Despite the current crest of a wave the thriving industry finds itself on, it wasn’t always that way. In 2009, the global automotive industry took a battering from the financial crisis. UK monthly car sales were down by 30 per cent compared with the previous year, with the supply chain bearing the brunt of the storm. According to the UK Automotive Council, over the course of the following two years, 25,000 jobs were lost in the supply chain sector as businesses closed and downsized.
The industry has since shown signs of recovery and growth, with 2015 breaking the all-time record for UK vehicle registrations, and global car sales also on the rise. A recent survey by the Society of Motor Manufacturers and Traders (SMMT) found UK supply chain companies are looking to invest £225million into their businesses in the next three years, with the majority scaling up production capacity or taking on more employees.
The UK’s supply chain manufacturers have grown into experts in everything from drivetrains to exhausts, and the SMMT estimates British manufacturers have the capability to produce 80 per cent of an average car’s components. Even more encouragingly, the UK Automotive Council predicts there is up to £4billion more potential in the UK supply industry.
There are, however, two looming obstacles the sector will have to navigate before this potential is fully realised. The skills shortage in the automotive sector is well documented, with 41 per cent of supply chain companies confirming the lack of future talent could impede their growth in the future. Currently, not enough talented men and women are joining the sector and Theaker also tells us: “The biggest problem that the supply chain faces, especially in the Midlands area, is the draw of the major manufacturers, particularly JLR.

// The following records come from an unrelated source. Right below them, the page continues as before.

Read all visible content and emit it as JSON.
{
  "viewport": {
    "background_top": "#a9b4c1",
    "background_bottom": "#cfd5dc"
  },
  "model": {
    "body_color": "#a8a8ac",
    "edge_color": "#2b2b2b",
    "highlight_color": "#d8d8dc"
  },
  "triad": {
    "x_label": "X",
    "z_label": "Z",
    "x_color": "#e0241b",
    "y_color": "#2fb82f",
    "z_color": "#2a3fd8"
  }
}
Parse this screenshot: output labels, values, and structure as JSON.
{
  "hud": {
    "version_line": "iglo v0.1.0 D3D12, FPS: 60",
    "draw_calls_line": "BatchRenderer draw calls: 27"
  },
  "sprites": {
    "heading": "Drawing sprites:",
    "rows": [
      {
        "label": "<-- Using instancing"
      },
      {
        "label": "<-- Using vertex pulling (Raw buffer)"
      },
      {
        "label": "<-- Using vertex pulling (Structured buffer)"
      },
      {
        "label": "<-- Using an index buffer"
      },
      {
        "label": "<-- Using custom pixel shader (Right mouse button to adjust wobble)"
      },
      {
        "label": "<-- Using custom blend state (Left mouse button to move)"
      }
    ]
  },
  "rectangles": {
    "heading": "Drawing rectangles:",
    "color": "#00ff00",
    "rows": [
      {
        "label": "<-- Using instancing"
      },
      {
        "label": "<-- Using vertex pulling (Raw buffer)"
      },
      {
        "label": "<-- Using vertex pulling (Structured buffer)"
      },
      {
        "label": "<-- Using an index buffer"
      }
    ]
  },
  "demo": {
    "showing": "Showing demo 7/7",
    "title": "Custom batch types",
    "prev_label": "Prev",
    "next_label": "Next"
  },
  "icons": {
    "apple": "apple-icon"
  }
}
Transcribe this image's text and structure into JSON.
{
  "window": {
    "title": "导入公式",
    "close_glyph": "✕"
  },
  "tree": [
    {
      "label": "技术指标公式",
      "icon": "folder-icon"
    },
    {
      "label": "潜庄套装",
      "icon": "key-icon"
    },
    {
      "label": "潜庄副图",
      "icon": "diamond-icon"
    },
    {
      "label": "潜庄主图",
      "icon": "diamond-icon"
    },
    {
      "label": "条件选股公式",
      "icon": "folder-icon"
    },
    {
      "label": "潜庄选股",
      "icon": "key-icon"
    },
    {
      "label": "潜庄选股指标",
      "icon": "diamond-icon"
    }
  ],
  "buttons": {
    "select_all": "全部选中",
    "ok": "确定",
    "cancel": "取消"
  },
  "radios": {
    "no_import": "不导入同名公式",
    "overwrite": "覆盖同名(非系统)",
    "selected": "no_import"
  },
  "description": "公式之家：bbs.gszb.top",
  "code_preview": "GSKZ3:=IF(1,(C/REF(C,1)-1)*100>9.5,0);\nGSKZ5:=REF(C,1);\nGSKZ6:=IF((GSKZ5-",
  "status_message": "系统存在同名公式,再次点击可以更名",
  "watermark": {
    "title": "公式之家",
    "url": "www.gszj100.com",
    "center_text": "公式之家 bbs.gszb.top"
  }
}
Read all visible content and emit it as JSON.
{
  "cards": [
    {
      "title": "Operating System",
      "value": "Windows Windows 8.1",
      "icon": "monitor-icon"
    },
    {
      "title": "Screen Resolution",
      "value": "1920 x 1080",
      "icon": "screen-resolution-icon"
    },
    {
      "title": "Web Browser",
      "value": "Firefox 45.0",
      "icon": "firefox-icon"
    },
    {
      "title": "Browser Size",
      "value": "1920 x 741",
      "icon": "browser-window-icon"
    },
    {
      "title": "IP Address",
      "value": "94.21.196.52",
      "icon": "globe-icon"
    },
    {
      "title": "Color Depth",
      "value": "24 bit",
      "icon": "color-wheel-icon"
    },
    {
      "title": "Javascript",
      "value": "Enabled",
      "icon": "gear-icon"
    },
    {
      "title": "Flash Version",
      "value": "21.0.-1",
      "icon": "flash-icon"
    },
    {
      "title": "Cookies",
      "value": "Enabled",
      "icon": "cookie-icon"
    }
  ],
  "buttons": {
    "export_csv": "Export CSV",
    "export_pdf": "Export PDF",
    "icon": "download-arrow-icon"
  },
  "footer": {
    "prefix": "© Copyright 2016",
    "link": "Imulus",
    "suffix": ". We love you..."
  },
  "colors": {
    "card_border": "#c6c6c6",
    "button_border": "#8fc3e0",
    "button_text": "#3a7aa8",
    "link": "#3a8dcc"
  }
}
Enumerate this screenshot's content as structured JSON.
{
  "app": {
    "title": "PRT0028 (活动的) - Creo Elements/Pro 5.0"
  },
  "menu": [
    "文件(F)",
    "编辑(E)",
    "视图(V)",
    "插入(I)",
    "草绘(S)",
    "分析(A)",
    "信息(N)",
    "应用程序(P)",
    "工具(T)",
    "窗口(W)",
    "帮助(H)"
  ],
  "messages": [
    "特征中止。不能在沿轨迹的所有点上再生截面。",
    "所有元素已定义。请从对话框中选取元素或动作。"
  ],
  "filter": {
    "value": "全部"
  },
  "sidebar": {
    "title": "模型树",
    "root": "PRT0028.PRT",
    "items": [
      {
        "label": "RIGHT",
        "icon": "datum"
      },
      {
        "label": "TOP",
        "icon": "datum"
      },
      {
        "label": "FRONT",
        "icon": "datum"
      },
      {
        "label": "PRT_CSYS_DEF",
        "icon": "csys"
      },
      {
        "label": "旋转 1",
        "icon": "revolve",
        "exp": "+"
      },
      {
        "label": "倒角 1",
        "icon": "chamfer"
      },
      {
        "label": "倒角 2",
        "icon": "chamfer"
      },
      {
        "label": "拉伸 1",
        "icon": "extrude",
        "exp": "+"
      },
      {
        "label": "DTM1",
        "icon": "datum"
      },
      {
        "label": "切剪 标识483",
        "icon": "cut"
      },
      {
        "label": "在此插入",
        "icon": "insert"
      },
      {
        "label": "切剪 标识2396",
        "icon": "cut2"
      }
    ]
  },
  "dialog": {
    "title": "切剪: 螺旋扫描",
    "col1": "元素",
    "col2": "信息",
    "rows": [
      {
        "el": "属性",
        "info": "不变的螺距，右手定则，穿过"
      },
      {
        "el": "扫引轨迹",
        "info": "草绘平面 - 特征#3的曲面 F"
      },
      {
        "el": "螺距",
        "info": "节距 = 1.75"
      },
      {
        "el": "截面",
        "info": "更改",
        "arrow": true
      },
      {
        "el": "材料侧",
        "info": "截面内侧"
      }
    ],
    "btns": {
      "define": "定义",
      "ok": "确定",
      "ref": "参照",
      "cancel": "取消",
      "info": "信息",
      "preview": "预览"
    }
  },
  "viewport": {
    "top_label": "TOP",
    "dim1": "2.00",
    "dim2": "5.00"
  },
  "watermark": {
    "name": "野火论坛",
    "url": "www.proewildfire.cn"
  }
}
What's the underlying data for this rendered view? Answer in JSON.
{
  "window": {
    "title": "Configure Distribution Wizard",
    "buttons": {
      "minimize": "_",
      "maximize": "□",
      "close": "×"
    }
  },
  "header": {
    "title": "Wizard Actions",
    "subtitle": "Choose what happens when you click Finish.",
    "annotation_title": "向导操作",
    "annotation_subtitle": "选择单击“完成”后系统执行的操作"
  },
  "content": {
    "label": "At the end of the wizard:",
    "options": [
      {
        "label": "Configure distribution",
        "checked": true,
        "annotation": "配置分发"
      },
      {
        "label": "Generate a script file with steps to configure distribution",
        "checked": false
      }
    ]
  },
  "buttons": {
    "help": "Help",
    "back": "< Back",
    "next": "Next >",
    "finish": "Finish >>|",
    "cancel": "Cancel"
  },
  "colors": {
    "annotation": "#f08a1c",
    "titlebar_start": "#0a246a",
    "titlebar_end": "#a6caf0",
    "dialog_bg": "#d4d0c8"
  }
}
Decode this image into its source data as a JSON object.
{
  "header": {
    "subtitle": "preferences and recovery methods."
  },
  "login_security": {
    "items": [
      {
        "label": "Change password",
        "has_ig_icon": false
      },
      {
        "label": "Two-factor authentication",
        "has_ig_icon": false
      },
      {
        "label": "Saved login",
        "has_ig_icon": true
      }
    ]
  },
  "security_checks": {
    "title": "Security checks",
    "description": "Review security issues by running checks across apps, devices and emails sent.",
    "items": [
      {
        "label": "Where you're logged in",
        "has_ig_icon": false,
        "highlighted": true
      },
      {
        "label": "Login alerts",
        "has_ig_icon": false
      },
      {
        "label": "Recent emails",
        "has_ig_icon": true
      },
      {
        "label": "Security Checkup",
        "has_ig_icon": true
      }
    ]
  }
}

“They are also growing and attracting the top young engineers with top salaries. It’s difficult to compete on this level.” Other problems are coming from the uncertainty of Brexit, which has cast a shadow of doubt over the future of the entire industry. Mike Hawes, chief executive of the SMMT, adds: “A strong domestic supply chain is the backbone of a successful automotive industry.
“Government must help, however, securing the most competitive trading conditions in the forthcoming Brexit negotiations and keeping this sector at the heart of its industrial strategy.”
For suppliers like Red Arch, which exports 95 per cent of its output, the outcomes of an unfavourable trade agreement imposed on UK exports could be devastating. For now, though, the company and the sector is focused on what it does best: innovative British engineering.
Leading UK lights in the supply chain
The UK is home to thousands of suppliers that produce any number of components, from vital engine parts to decorative interior features. They offer an extremely wide range of expertise, as our look at five of the major players here illustrates.
The Worcestershire-based supplier employs 25,500 people worldwide and is responsible for some of the most innovative driveline systems. Its resume includes the sophisticated all-wheel-drive system on the new Ford Focus RS, as well as the clever eAxles on the Porsche 918.
Grainger & Worrall
From its factory in Bridgnorth, Shopshire, Grainger & Worrall produces some of the best engine blocks in the world. It supplies motorsport giants and high-performance manufacturers like Porsche.
Magal Engineering Ltd
This supplier, based in Reading, Berkshire works with the likes of Ford, Jaguar Land Rover and Daimler to produce components like thermal management systems and hydraulic steering mechanisms.
Nifco UK Ltd
Set up in 2007 by its Japanese parent company, Nifco Inc, Nifco UK supplies fixtures for the likes of Nissan from its plant in Durham. It recently won a £50million contract to supply the next-generation Ford range with complex thermostatic control assemblies to cut down on emissions.
It’s not just mechanical expertise for which the UK supply sector is known. Cab Automotive, located in Tipton, is an expert in automotive interiors, producing seating materials for manufacturers like Renault.